Снаряды в самом деле ложились гуще. Моряки, пристрелявшись, вели комбинированный огонь. Отдельные кучки медленно отходивших калединцев покрывались частыми очередями шрапнели. Один из снарядов орудия, бившего на поражение, разорвался среди отступавшей неприятельской цепи. Бурый столб разрыва разметал людей, над воронкой, опадая, рассасывался дым. Анна бросила бинокль, ахнула, грязными ладонями закрыла опаленные ужасом глаза – она видела в близком окружье стекол смерчевый вихрь разрыва и чужую гибель. Горло ее перехватила прогорклая спазма.
– Что? – крикнул Бунчук, наклоняясь к ней.
Она стиснула зубы, расширенные зрачки ее помутились:
– Не могу…
– Мужайся! Ты… Анна, слышишь? Слышишь?.. Нель-зя так!.. Нель-зя!.. – стучался ей в ухо властным окриком.

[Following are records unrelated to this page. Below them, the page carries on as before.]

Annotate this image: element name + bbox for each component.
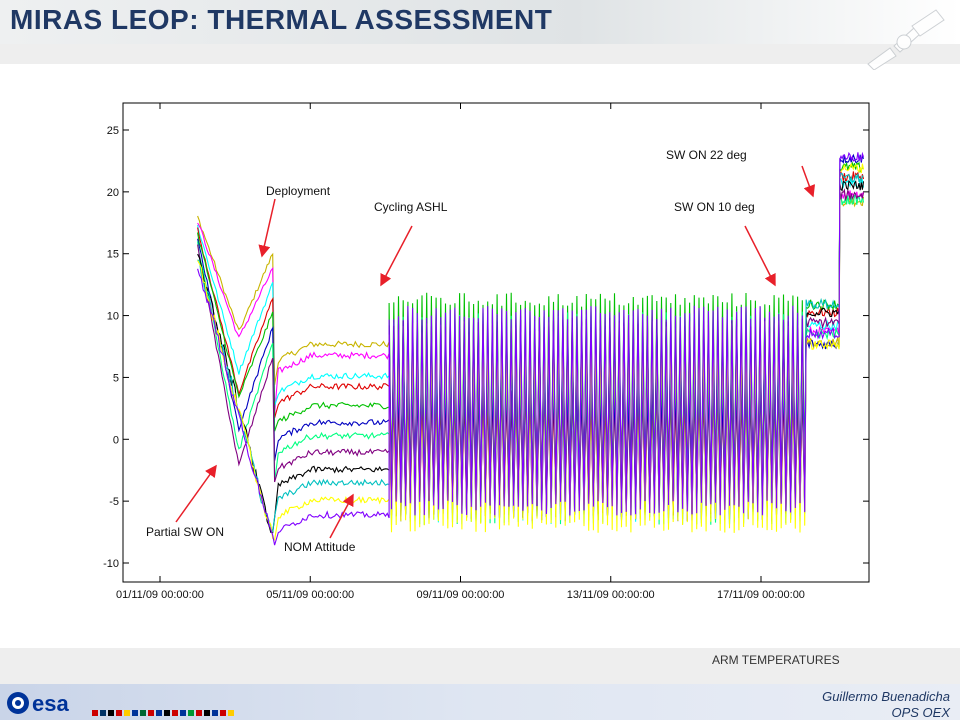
x-axis: 01/11/09 00:00:00 05/11/09 00:00:00 09/11/…: [116, 103, 805, 601]
flag-icon: [140, 710, 146, 716]
flag-icon: [164, 710, 170, 716]
flag-icon: [148, 710, 154, 716]
temperature-series-line: [197, 151, 865, 546]
member-state-flags: [92, 710, 234, 716]
arrow-deployment: [258, 198, 276, 258]
y-tick-label: 15: [107, 249, 119, 261]
y-tick-label: 10: [107, 311, 119, 323]
y-tick-label: 20: [107, 187, 119, 199]
author-block: Guillermo Buenadicha OPS OEX: [822, 689, 950, 721]
flag-icon: [180, 710, 186, 716]
flag-icon: [108, 710, 114, 716]
annotation-arrows: [175, 165, 816, 539]
y-tick-label: 5: [113, 372, 119, 384]
y-tick-label: -5: [109, 496, 119, 508]
title-underline-band: [0, 44, 960, 64]
arrow-cycling-ashl: [380, 225, 413, 287]
x-tick-label: 05/11/09 00:00:00: [266, 589, 354, 601]
flag-icon: [156, 710, 162, 716]
slide-title: MIRAS LEOP: THERMAL ASSESSMENT: [10, 4, 553, 35]
x-tick-label: 17/11/09 00:00:00: [717, 589, 805, 601]
flag-icon: [116, 710, 122, 716]
annotation-nom-attitude: NOM Attitude: [284, 540, 356, 554]
x-tick-label: 13/11/09 00:00:00: [567, 589, 655, 601]
annotation-deployment: Deployment: [266, 184, 331, 198]
flag-icon: [204, 710, 210, 716]
annotation-cycling-ashl: Cycling ASHL: [374, 200, 448, 214]
flag-icon: [188, 710, 194, 716]
plot-area: [197, 151, 865, 546]
author-name: Guillermo Buenadicha: [822, 689, 950, 704]
annotation-partial-sw-on: Partial SW ON: [146, 525, 224, 539]
y-tick-label: 0: [113, 434, 119, 446]
flag-icon: [228, 710, 234, 716]
flag-icon: [100, 710, 106, 716]
temperature-series-group: [197, 151, 865, 546]
flag-icon: [196, 710, 202, 716]
y-tick-label: 25: [107, 125, 119, 137]
caption-band: [0, 648, 960, 684]
flag-icon: [124, 710, 130, 716]
flag-icon: [92, 710, 98, 716]
annotation-sw-on-10: SW ON 10 deg: [674, 200, 755, 214]
annotation-sw-on-22: SW ON 22 deg: [666, 148, 747, 162]
author-team: OPS OEX: [891, 705, 950, 720]
esa-logo-icon: esa: [7, 691, 69, 716]
x-tick-label: 01/11/09 00:00:00: [116, 589, 204, 601]
flag-icon: [212, 710, 218, 716]
arrow-partial-sw-on: [175, 464, 217, 523]
arrow-sw-on-10: [744, 225, 776, 287]
annotations: Deployment Cycling ASHL SW ON 22 deg SW …: [146, 148, 755, 554]
chart-caption: ARM TEMPERATURES: [712, 653, 840, 667]
flag-icon: [172, 710, 178, 716]
arrow-sw-on-22: [801, 165, 816, 198]
x-tick-label: 09/11/09 00:00:00: [417, 589, 505, 601]
title-bar: [0, 0, 960, 64]
satellite-icon: [867, 9, 945, 70]
flag-icon: [132, 710, 138, 716]
y-axis: 25 20 15 10 5 0 -5 -10: [103, 125, 869, 570]
y-tick-label: -10: [103, 558, 119, 570]
svg-text:esa: esa: [32, 691, 69, 716]
arrow-nom-attitude: [329, 493, 354, 539]
flag-icon: [220, 710, 226, 716]
temperature-series-line: [197, 161, 864, 501]
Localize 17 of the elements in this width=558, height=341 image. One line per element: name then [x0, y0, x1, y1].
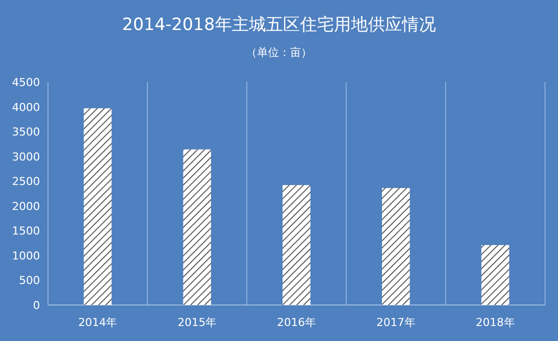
- x-tick-label: 2015年: [178, 316, 217, 329]
- y-tick-label: 2500: [12, 175, 40, 188]
- chart-subtitle: （单位：亩）: [246, 46, 312, 59]
- y-tick-label: 2000: [12, 200, 40, 213]
- x-tick-label: 2017年: [376, 316, 416, 329]
- chart-title: 2014-2018年主城五区住宅用地供应情况: [122, 15, 436, 35]
- x-tick-label: 2016年: [277, 316, 316, 329]
- y-tick-label: 4500: [12, 76, 40, 89]
- y-tick-label: 500: [19, 274, 40, 288]
- x-tick-label: 2014年: [78, 316, 118, 329]
- x-tick-label: 2018年: [476, 316, 515, 329]
- y-tick-label: 1500: [12, 224, 40, 238]
- y-tick-label: 4000: [12, 100, 40, 114]
- y-tick-label: 0: [33, 299, 40, 312]
- y-tick-label: 3500: [12, 126, 40, 139]
- y-tick-label: 1000: [12, 249, 40, 262]
- y-tick-label: 3000: [12, 150, 40, 164]
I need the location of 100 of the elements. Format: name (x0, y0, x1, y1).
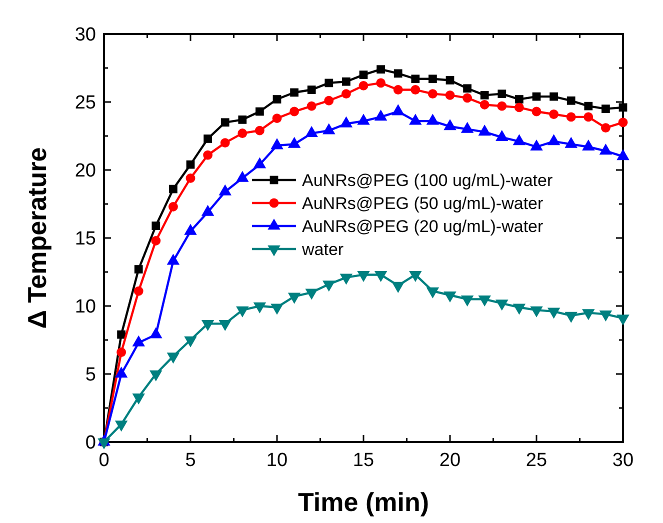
point (324, 96, 334, 106)
point (600, 123, 610, 133)
point (132, 393, 145, 404)
point (151, 236, 161, 246)
point (169, 184, 178, 194)
point (428, 74, 437, 84)
point (392, 282, 404, 293)
point (168, 202, 178, 212)
point (253, 302, 266, 314)
point (582, 309, 595, 320)
point (530, 306, 543, 318)
point (341, 89, 351, 99)
point (150, 370, 162, 382)
legend-label: water (301, 240, 344, 259)
point (238, 128, 248, 138)
x-tick-label: 10 (266, 450, 288, 471)
point (288, 292, 301, 304)
point (409, 271, 422, 282)
point (201, 320, 214, 332)
point (256, 107, 264, 116)
point (446, 76, 454, 84)
point (374, 271, 388, 282)
point (512, 304, 526, 315)
point (462, 93, 472, 103)
x-tick-label: 25 (526, 450, 548, 471)
point (480, 100, 490, 110)
point (496, 300, 508, 311)
point (254, 126, 264, 136)
y-tick-label: 20 (74, 160, 96, 182)
y-tick-label: 5 (85, 364, 96, 386)
point (564, 312, 578, 323)
point (376, 65, 385, 74)
point (566, 96, 576, 105)
point (322, 280, 336, 292)
point (444, 291, 456, 302)
point (324, 78, 334, 88)
point (152, 222, 160, 230)
point (342, 77, 350, 86)
point (584, 102, 593, 110)
point (238, 115, 247, 124)
point (410, 85, 420, 94)
point (290, 106, 300, 116)
point (550, 92, 558, 101)
point (186, 173, 196, 183)
point (184, 336, 197, 348)
point (426, 287, 440, 298)
point (393, 85, 403, 94)
y-tick-label: 25 (74, 92, 96, 114)
point (203, 150, 213, 160)
point (460, 296, 474, 307)
point (220, 138, 230, 148)
point (428, 89, 438, 99)
point (204, 134, 212, 143)
point (616, 314, 630, 326)
legend-label: AuNRs@PEG (20 ug/mL)-water (302, 216, 544, 236)
legend-label: AuNRs@PEG (50 ug/mL)-water (302, 194, 544, 213)
point (514, 102, 524, 112)
point (498, 90, 506, 98)
point (463, 84, 472, 93)
point (599, 310, 612, 322)
point (357, 271, 370, 282)
point (218, 320, 232, 332)
point (584, 112, 594, 122)
point (566, 112, 576, 122)
point (134, 265, 143, 274)
point (306, 101, 316, 111)
y-tick-label: 0 (85, 432, 96, 454)
x-tick-label: 30 (612, 450, 634, 471)
x-tick-label: 0 (98, 450, 110, 471)
point (359, 70, 368, 79)
point (497, 101, 507, 111)
point (114, 420, 128, 432)
point (220, 118, 230, 127)
point (98, 438, 110, 450)
point (618, 103, 628, 112)
point (305, 288, 318, 300)
point (186, 160, 195, 169)
point (376, 78, 386, 88)
x-tick-label: 15 (352, 450, 374, 471)
x-axis-title: Time (min) (298, 487, 429, 517)
point (602, 104, 610, 113)
x-tick-label: 20 (439, 450, 461, 471)
point (478, 296, 491, 307)
point (547, 308, 560, 319)
y-axis-title: Δ Temperature (22, 147, 52, 329)
point (134, 286, 144, 296)
point (236, 306, 249, 318)
point (307, 86, 316, 94)
point (532, 106, 542, 116)
y-tick-label: 10 (74, 296, 96, 318)
point (411, 74, 420, 84)
point (480, 91, 489, 100)
point (340, 274, 353, 285)
point (166, 352, 180, 364)
point (272, 95, 282, 104)
x-tick-label: 5 (185, 450, 196, 471)
point (394, 69, 402, 78)
y-tick-label: 15 (74, 228, 96, 250)
point (290, 88, 298, 97)
legend-label: AuNRs@PEG (100 ug/mL)-water (302, 170, 553, 190)
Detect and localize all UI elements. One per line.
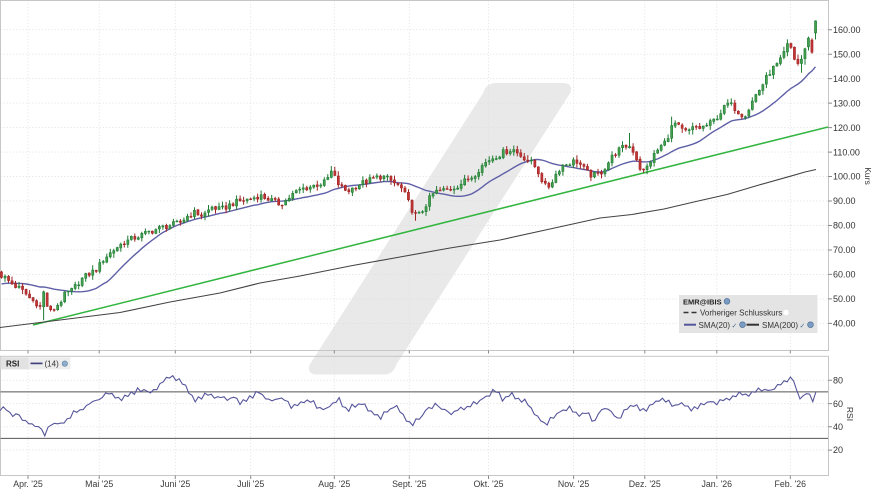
svg-text:110.00: 110.00 [833,147,860,157]
svg-text:Mai '25: Mai '25 [85,479,113,489]
svg-text:130.00: 130.00 [833,98,861,108]
svg-text:Vorheriger Schlusskurs: Vorheriger Schlusskurs [700,309,782,318]
svg-text:160.00: 160.00 [833,25,861,35]
svg-text:Sept. '25: Sept. '25 [392,479,427,489]
svg-text:Dez. '25: Dez. '25 [629,479,661,489]
svg-text:SMA(200): SMA(200) [762,321,798,330]
svg-text:RSI: RSI [6,359,19,368]
svg-text:70.00: 70.00 [833,245,856,255]
svg-text:EMR@IBIS: EMR@IBIS [683,298,722,307]
svg-text:✓: ✓ [732,323,738,330]
svg-text:✓: ✓ [800,323,806,330]
svg-text:60.00: 60.00 [833,270,856,280]
svg-text:Kurs: Kurs [863,167,873,184]
svg-text:Apr. '25: Apr. '25 [13,479,43,489]
svg-text:80: 80 [833,376,843,386]
svg-text:Aug. '25: Aug. '25 [318,479,350,489]
svg-text:60: 60 [833,399,843,409]
svg-text:150.00: 150.00 [833,49,861,59]
svg-text:140.00: 140.00 [833,74,861,84]
svg-text:(14): (14) [45,360,60,369]
svg-text:SMA(20): SMA(20) [699,321,731,330]
svg-text:20: 20 [833,445,843,455]
svg-text:40: 40 [833,422,843,432]
svg-text:100.00: 100.00 [833,172,861,182]
svg-text:40.00: 40.00 [833,319,856,329]
svg-text:120.00: 120.00 [833,123,861,133]
svg-text:Juni '25: Juni '25 [160,479,190,489]
svg-text:Feb. '26: Feb. '26 [775,479,807,489]
svg-text:90.00: 90.00 [833,196,856,206]
svg-text:80.00: 80.00 [833,221,856,231]
svg-text:Okt. '25: Okt. '25 [473,479,503,489]
svg-text:Jan. '26: Jan. '26 [702,479,733,489]
svg-text:50.00: 50.00 [833,294,856,304]
svg-text:RSI: RSI [845,407,855,421]
svg-text:Nov. '25: Nov. '25 [558,479,589,489]
svg-text:Juli '25: Juli '25 [237,479,264,489]
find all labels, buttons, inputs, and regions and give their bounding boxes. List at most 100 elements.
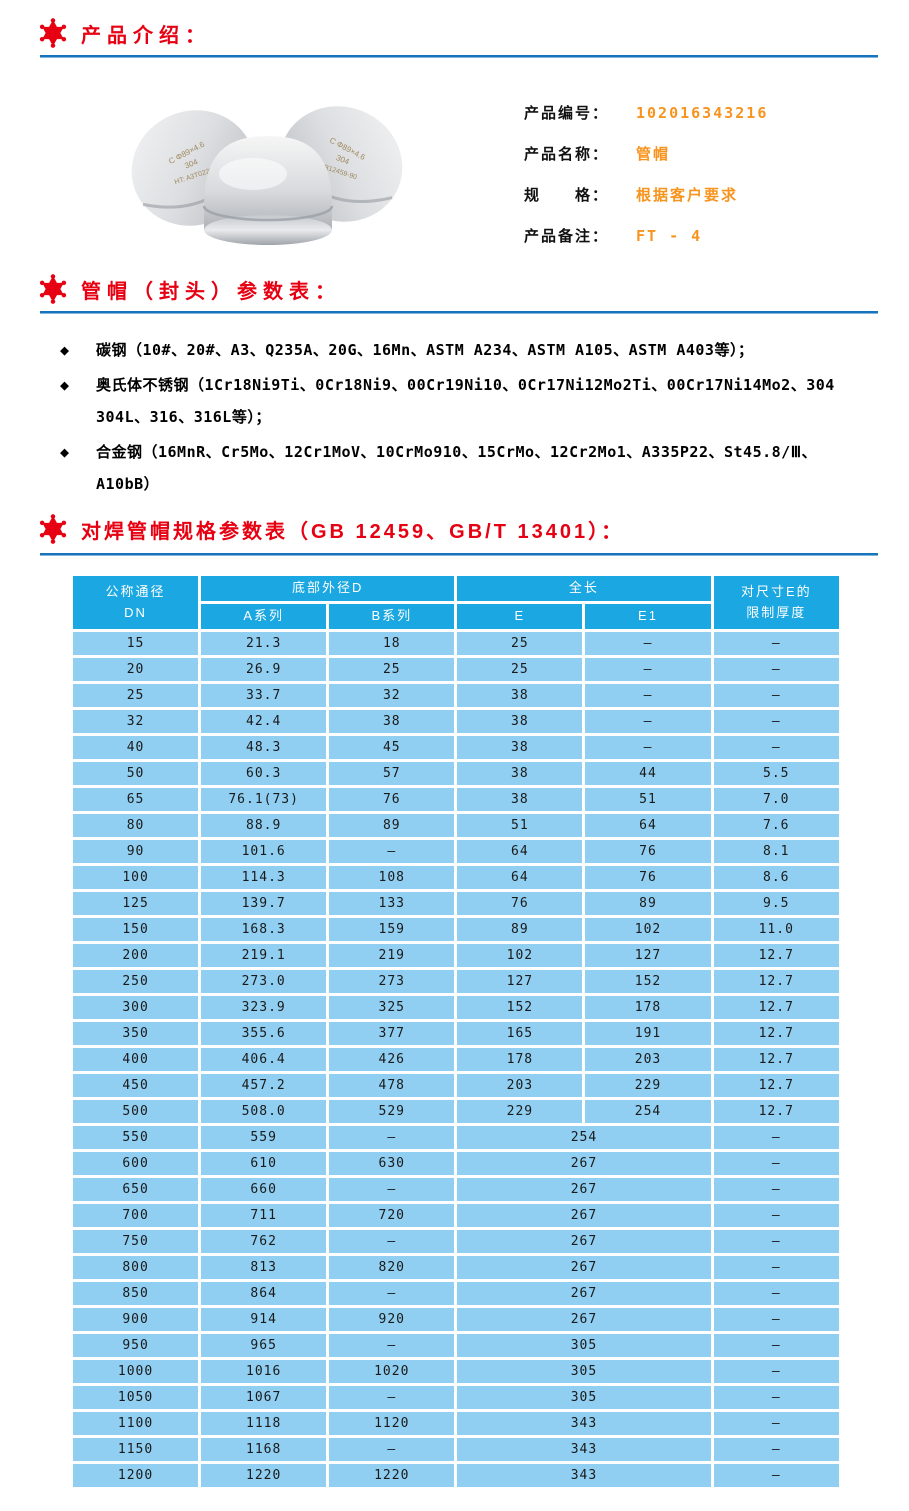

На правом фланге, на подступах небольшой возвышенности, в балке накапливалась пехота противника. Бунчук заметил это: перебежав с пулеметом на более удобное место, взял возвышенность и балку под обстрел.
«Та-та-та-та-та!.. Та-та-та-та-та-так!» – неровно, обрывисто работал пулемет Ребиндера.
Шагах в двадцати кто-то, охриплый, сердитый, кричал:
– Носилки!.. Нет носилок?.. Носилки!..
– Прице-е-ел… – тягуче пел голос взводного из фронтовых солдат, – восемнадцать… Взвод, пли!
К вечеру над суровой землей, снижаясь, завертелись первые снежинки.
Через час мокрый, липкий снег притрусил поле и суглинисто-черные комочки убитых, никло полегших везде, где, наступая и отходя, топтались цепи сражавшихся.
К вечеру отошли калединцы.
В ту мутно белевшую молодым снегом ночь Бунчук был в пулеметной заставе. Крутогоров, накинув на голову где-то добытую богатую попону, ел мокрое волокнистое мясо, плевал, ругался вполголоса. Геворкянц здесь же, в воротах окраинного двора, грел над цигаркой синие, сведенные холодом пальцы, а Бунчук сидел на цинковом патронном ящике, кутая в полу шинели зябко дрожавшую Анну, отрывал от глаз ее плотно прижатые влажные ладони, изредка целовал их. Непривычные, туго сходили с губ слова нежности:
– Ну, как же это так?.. Ты ведь твердая была… Аня, послушай, возьми себя в руки!.. Аня!.. Милая… дружище!.. К этому привыкнешь… Если гордость не позволяет тебе уйти, то будь иной. А на убитых нельзя так смотреть… Проходи мимо, и все! Не давай мыслям воли, взнуздывай их. Вот видишь: хотя ты и говорила, а женское одолевает тебя.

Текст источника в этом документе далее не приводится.